Some people are genetically disposed to getting blood clots, but this was not the case for Shields.
“People with that genetic profile are more prone to get blood clots before ever getting one, and you can get tested with VTE screening,” he said. “I was tested after my second clot, and that was not my situation.”
One alarming thing about a deep blood clot is that there are often no obvious or distinguishing symptoms — especially when you have no clue what they might even be. So, getting tested for a clotting tendency, especially should you find yourself in the hospital unexpectedly, could save your life.
“Neither of mine were painful, which is actually scary,” he said. “Pain is very important because it is a signal from your body something is wrong. People might not know what’s happening to them.”
Then, without knowing that something could be happening inside your body, that lack of action is what can make blood clots deadly.
“If blood clots are left untreated, there is a risk that the clot will dislodge and go to the lungs,” said Shields, who has become an expert of sorts. “If the clot travels from the leg to the lungs it can cause a pulmonary embolism. When this happens, it can cut off the blood supply to a part of the lung, causing difficulty breathing. The clot can also go to the brain and cause a stroke, or to the heart and cause major issues there.”
Shields is a proud ambassador for World Thrombosis Day and also remains a source of support for others who have had similar experiences to his.
“I’m happy to be an ambassador for the World Thrombosis Day campaign,” he said. “I’ve been involved with the National Trauma Society for a long time, too. I got to help start the Trauma Support Network, and DVT and VTE survivors are certainly a part of that.”
With two blood clots in his rearview mirror, five fused vertebrae in his back, a leg that has undergone multiple surgeries, and a heart that stopped and had to be restarted 17 years ago, Shields doesn’t take anything in for granted. He also doesn’t let anything stand in the way of living life on his own terms.

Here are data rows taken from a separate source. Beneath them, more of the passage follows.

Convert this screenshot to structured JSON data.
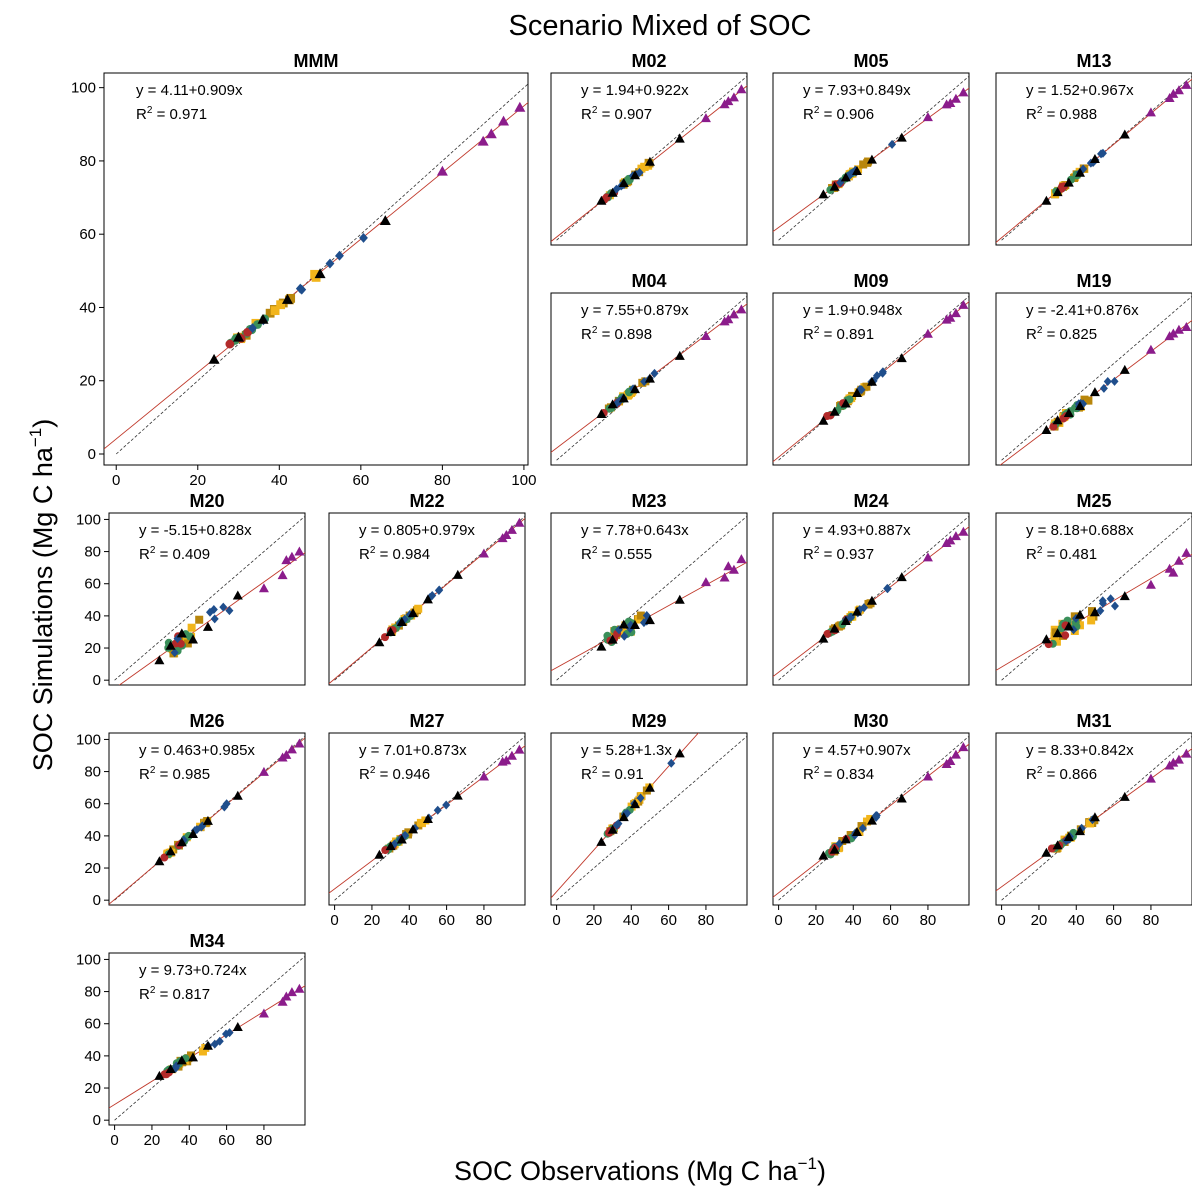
{
  "figure": {
    "title": "Scenario Mixed  of SOC",
    "xlabel_main": "SOC Observations (Mg C ha",
    "ylabel_main": "SOC Simulations (Mg C ha",
    "unit_exponent": "−1"
  },
  "chart_data": {
    "type": "scatter",
    "x_ticks": [
      0,
      20,
      40,
      60,
      80,
      100
    ],
    "y_ticks": [
      0,
      20,
      40,
      60,
      80,
      100
    ],
    "reference_line": "1:1",
    "colors": {
      "fit_line": "#c0392b",
      "one_to_one": "#333333",
      "purple": "#8b1c8b",
      "black": "#000000",
      "blue": "#1f4e8c",
      "gold": "#f2b51b",
      "olive": "#b8860b",
      "green": "#3a8f5a",
      "red": "#b22a2a"
    },
    "panels": [
      {
        "name": "MMM",
        "eq": "y = 4.11+0.909x",
        "r2_label": "R",
        "r2_value": "= 0.971"
      },
      {
        "name": "M02",
        "eq": "y = 1.94+0.922x",
        "r2_label": "R",
        "r2_value": "= 0.907"
      },
      {
        "name": "M05",
        "eq": "y = 7.93+0.849x",
        "r2_label": "R",
        "r2_value": "= 0.906"
      },
      {
        "name": "M13",
        "eq": "y = 1.52+0.967x",
        "r2_label": "R",
        "r2_value": "= 0.988"
      },
      {
        "name": "M04",
        "eq": "y = 7.55+0.879x",
        "r2_label": "R",
        "r2_value": "= 0.898"
      },
      {
        "name": "M09",
        "eq": "y = 1.9+0.948x",
        "r2_label": "R",
        "r2_value": "= 0.891"
      },
      {
        "name": "M19",
        "eq": "y = -2.41+0.876x",
        "r2_label": "R",
        "r2_value": "= 0.825"
      },
      {
        "name": "M20",
        "eq": "y = -5.15+0.828x",
        "r2_label": "R",
        "r2_value": "= 0.409"
      },
      {
        "name": "M22",
        "eq": "y = 0.805+0.979x",
        "r2_label": "R",
        "r2_value": "= 0.984"
      },
      {
        "name": "M23",
        "eq": "y = 7.78+0.643x",
        "r2_label": "R",
        "r2_value": "= 0.555"
      },
      {
        "name": "M24",
        "eq": "y = 4.93+0.887x",
        "r2_label": "R",
        "r2_value": "= 0.937"
      },
      {
        "name": "M25",
        "eq": "y = 8.18+0.688x",
        "r2_label": "R",
        "r2_value": "= 0.481"
      },
      {
        "name": "M26",
        "eq": "y = 0.463+0.985x",
        "r2_label": "R",
        "r2_value": "= 0.985"
      },
      {
        "name": "M27",
        "eq": "y = 7.01+0.873x",
        "r2_label": "R",
        "r2_value": "= 0.946"
      },
      {
        "name": "M29",
        "eq": "y = 5.28+1.3x",
        "r2_label": "R",
        "r2_value": "= 0.91"
      },
      {
        "name": "M30",
        "eq": "y = 4.57+0.907x",
        "r2_label": "R",
        "r2_value": "= 0.834"
      },
      {
        "name": "M31",
        "eq": "y = 8.33+0.842x",
        "r2_label": "R",
        "r2_value": "= 0.866"
      },
      {
        "name": "M34",
        "eq": "y = 9.73+0.724x",
        "r2_label": "R",
        "r2_value": "= 0.817"
      }
    ]
  }
}
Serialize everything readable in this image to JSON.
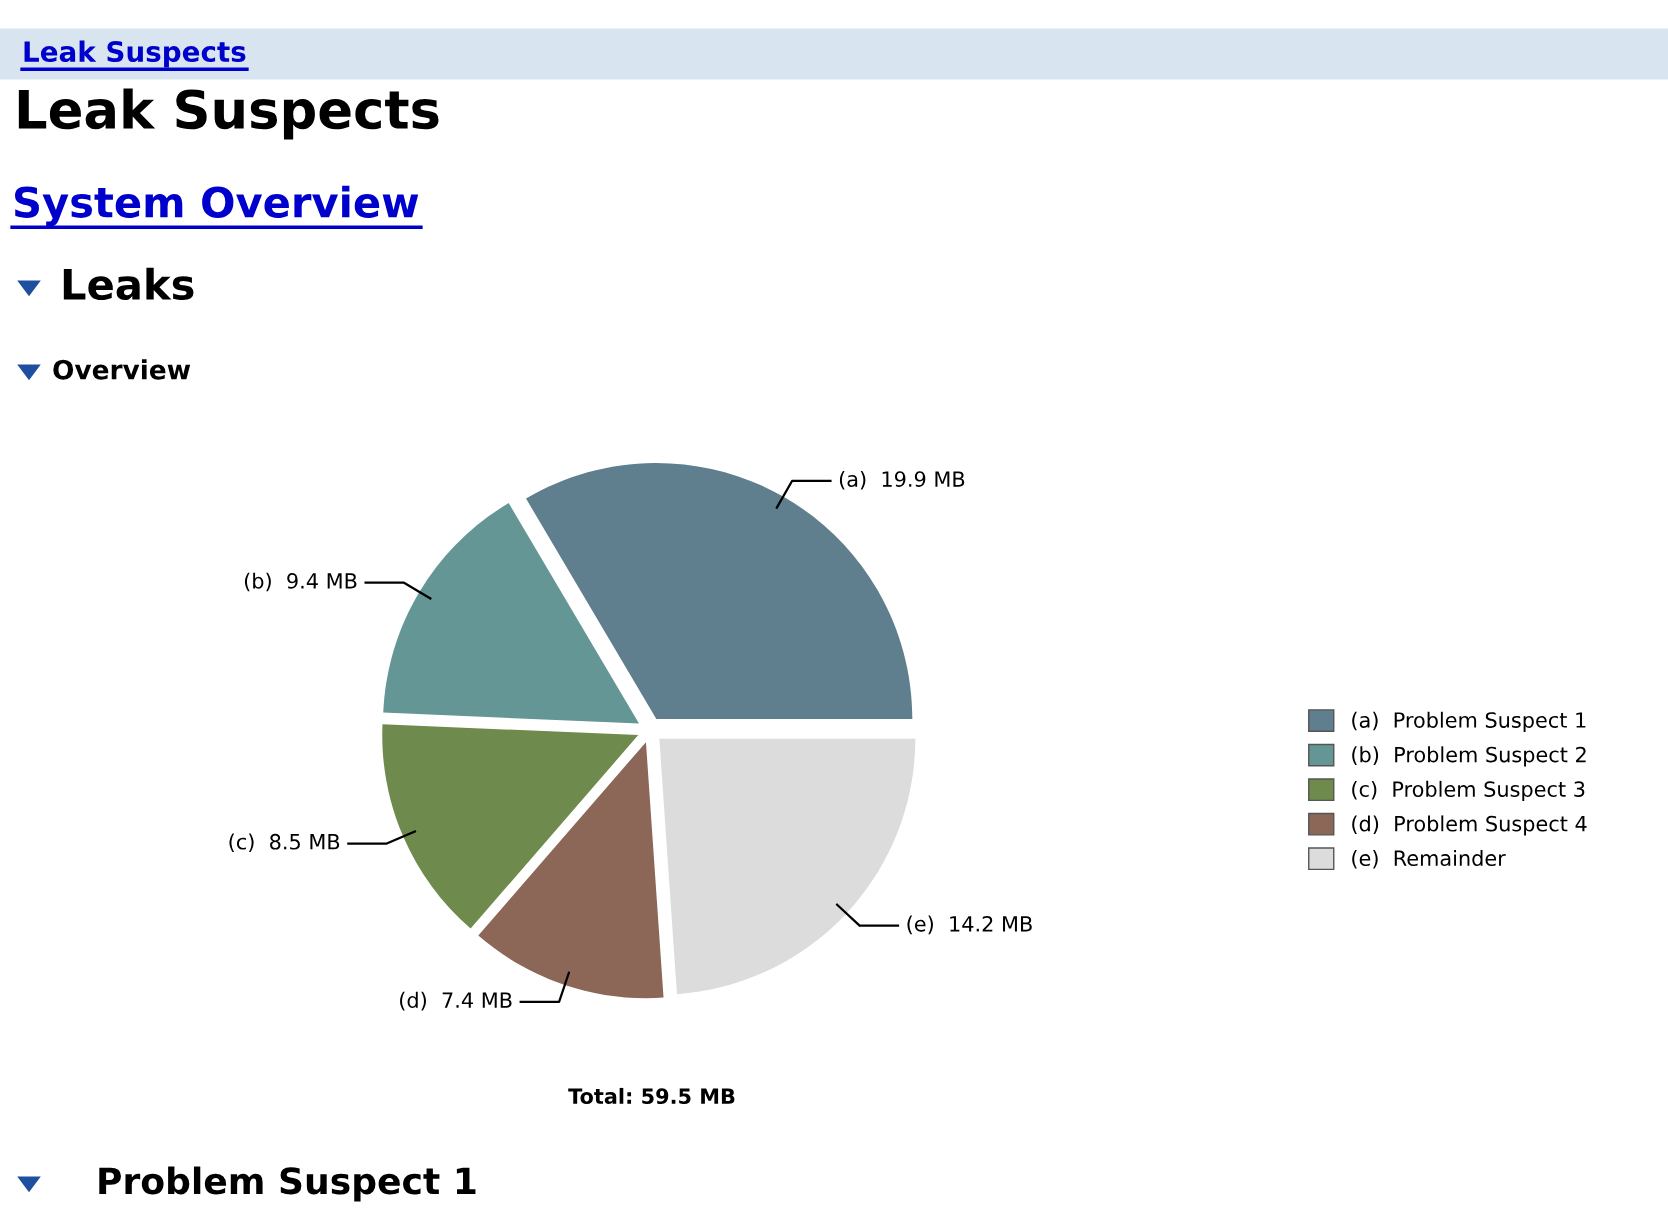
{
  "chart_data": {
    "type": "pie",
    "title": "Leak Suspects",
    "categories": [
      "(a)  Problem Suspect 1",
      "(b)  Problem Suspect 2",
      "(c)  Problem Suspect 3",
      "(d)  Problem Suspect 4",
      "(e)  Remainder"
    ],
    "values": [
      19.9,
      9.4,
      8.5,
      7.4,
      14.2
    ],
    "colors": [
      "#607f8e",
      "#659696",
      "#6e8a4c",
      "#8c6656",
      "#dcdcdc"
    ],
    "value_labels": [
      "(a)  19.9 MB",
      "(b)  9.4 MB",
      "(c)  8.5 MB",
      "(d)  7.4 MB",
      "(e)  14.2 MB"
    ],
    "legend": "right",
    "annotations": [
      "Leak Suspects",
      "System Overview",
      "Leaks",
      "Overview",
      "Total: 59.5 MB",
      "Problem Suspect 1"
    ]
  }
}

“I was, and will always be, an active participant in my own recovery,” he said. “I’ve been interested in health and medicine for as long as I can remember, being pre-med in college and a longtime healthcare consultant. I’ve always been optimistic, too. I’m doing everything I can to lower my risk with diet, exercise and medication, so I’ll continue doing the activities I love knowing I take all necessary precautions. One thing I’ve learned from accident is that you can be healthy and happy and doing everything right and then, anyone can be hit by a car. You just have to understand risk factors in your life, lower them as much as you can, and move on with your life doing the things you want to do.”